Similarly, negative feedback teaches the model what to avoid in the future and to seek alternative responses that will be more likely to receive a reward. This becomes important in multi-step reasoning processes. If several steps are involved in producing a response, and the model receives negative feedback, it does not know what step should be avoided in the future.
The PRM model offers feedback on which steps were rewarded and which were not. Future prompt requests can then be answered by selecting the known good (i.e., rewarded) reasoning steps and working to improve on the unrewarded steps.
This is much closer to the way humans learn complex skills. Very often, you must master the component steps in order to master the overall task.
Results and the Alignment Tax
You can see that OpenAI’s results for process reward models (i.e., process supervision) significantly outperform the outcome reward models (i.e., outcome supervision). The chart at the top of the post also shows how the performance gap widens as more training samples are added. While it requires a different training approach that is likely more labor-intensive for RLHF processes, the benefits could be significant.
And there is another interesting discussion and potential benefit about the impact of what researchers call the alignment tax.
Process supervision has several advantages over outcome supervision related to AI alignment. Process supervision is more likely to produce interpretable reasoning, since it encourages models to follow a process endorsed by humans. Process supervision is also inherently safer: it directly rewards an aligned chain-of-thought rather than relying on outcomes as a proxy for aligned behavior (Stuhlmüller and Byun, 2022). In contrast, outcome supervision is harder to scrutinize, and the preferences conveyed are less precise.

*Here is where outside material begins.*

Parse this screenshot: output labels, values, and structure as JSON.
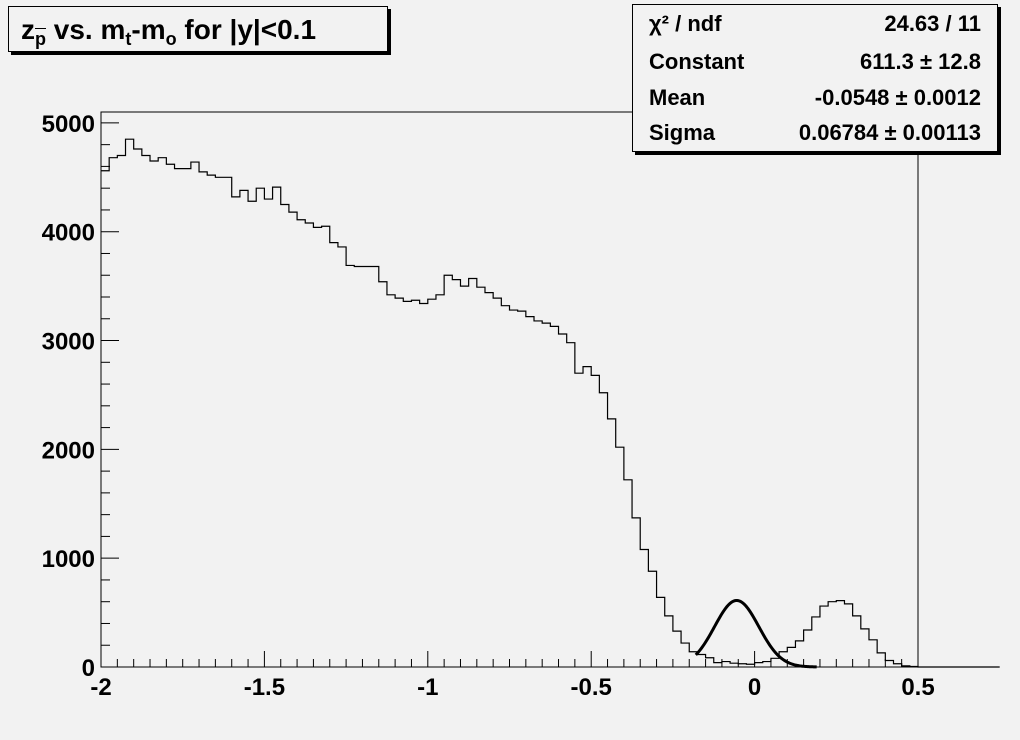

In the worst case, the use of outcomes as an imperfect proxy could lead to models that become misaligned after learning to exploit the reward signal(Uesatoetal…, 2022; Cotra, 2022; Everittetal…, 2017).
In some cases, safer methods for AI systems can lead to reduced performance (Ouyangetal…, 2022; Askelletal…, 2021), a cost which is known as an alignment tax. In general, any alignment tax may hinder the adoption of alignment methods, due to pressure to deploy the most capable model. Our results show that process supervision in fact incurs a negative alignment tax. This could lead to increased adoption of process supervision, which we believe would have positive alignment side-effects. It is unknown how broadly these results will generalize beyond the domain of math, and we consider it important for future work to explore the impact of process supervision in other domains.
The key point here is that alignment objectives, whether focused on safety, truthfulness, or other factors, introduce an additional reward mechanism beyond performance. That can lead to lower model performance in outcome quality and accuracy as the model tries to balance seeking success across multiple reward signals. Alignment typically leads to trade-offs.
Interestingly, the researchers observed that the PRM in process supervision led to a “negative tax,” which meant alignment and outcome quality rose using this approach. It may not always be true, but improved performance alignment coupled with better performance is an important finding because we could have seen the opposite effect.
Why This Matters
Generative AI models today offer a mix of pedestrian and astonishing features. However, complex reasoning skills are a known deficiency. LLMs also lack what we call common sense. Better reasoning can help shore up the most obvious shortcoming of LLM performance. Copilots with advanced reasoning skills and common sense will be even more valuable than what we use today.